Max Planck: Kuantum Teorisini Devrim Yaratan Alman Fizikçi
Alman fizikçi Max Planck, kuantum teorisinin kurucusu olarak geniş çapta tanınmaktadır. Olağandışı düşünme tarzı ile bilinen Planck’ın, bir fincanın göründüğü gibi sadece bir kulpu olmadığı, aslında iki kulpu olduğunu başkalarına ikna etmek için bir fincanın kulplarının 180 derece yerine 360 derece açıyla birbirinden farklı konumlandırıldığını anlattığı bir anekdot vardır. Bu, Planck’ın fiziği devrimleştirebilecek benzersiz zihin yapısını yansıtan bir gerçeklik taşımaktadır.

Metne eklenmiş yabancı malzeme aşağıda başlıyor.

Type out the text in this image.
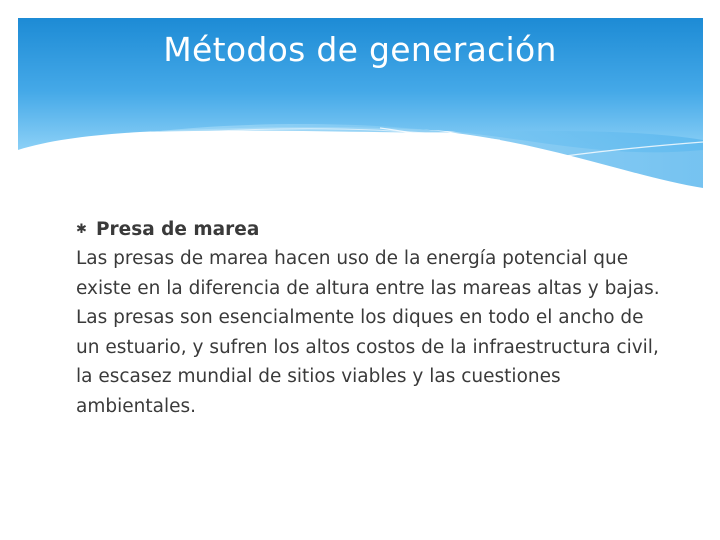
Métodos de generación
✱ Presa de marea

Las presas de marea hacen uso de la energía potencial que existe en la diferencia de altura entre las mareas altas y bajas. Las presas son esencialmente los diques en todo el ancho de un estuario, y sufren los altos costos de la infraestructura civil, la escasez mundial de sitios viables y las cuestiones ambientales.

İlginç bir şekilde, Planck, Hegel ve Schiller gibi diğer Alman dehalarıyla uzaktan akraba olduğu bilinmektedir. Yetenek sorulara diğerlerinin cevap veremediğini sağlayabilirken, deha sorulara diğerlerinin anlayamayacağı şekilde yanıt verebilir. Planck’ın enerji kuantalarını tanıtması ve dünyanın temel bir özelliği olarak rastlantısal olasılığın kabul edilmesi gibi bilimsel katkıları hayret verici ve zor anlaşılabilirdi. Bugün bile birçok bilim insanı, yüzyıllardır düzenlediği gibi her şeyi sıralama arzusuna rağmen, Planck tarafından kurulan kuantum fiziği prensiplerini kabul etmeye ve uyum sağlamaya devam etmektedir.
Dünya, suda yansıyan bir görüntü gibi garip ve kaçınılmaz bir şekilde elde edildi. Bu temel kaçınılmazlık ve “her şey ve sonuna kadar” bilinememesi, modern elektronik, televizyon, tıbbi teknoloji ve nükleer enerjiye temelleri attı. Genç bir adamken Max Planck, yetmiş yaşındaki profesör Philipp von Jolly’ye gidip teorik fizikle ilgilenme isteğini dile getirdiğinde, deneyimli bilim insanı şüpheyle karşılık verdi ve teorik fizik alanının çoğunlukla tamamlandığı bir maceraya girme ihtiyacını sorguladı. Ancak Planck, eğer bir fizik dalı tamamlanmışsa, başka bir dalın başlatmanın zamanı geldiğine inanıyordu. Ona göre önemli olan şey, bir fincanın iki kulpa sahip olduğunu hatırlamaktı.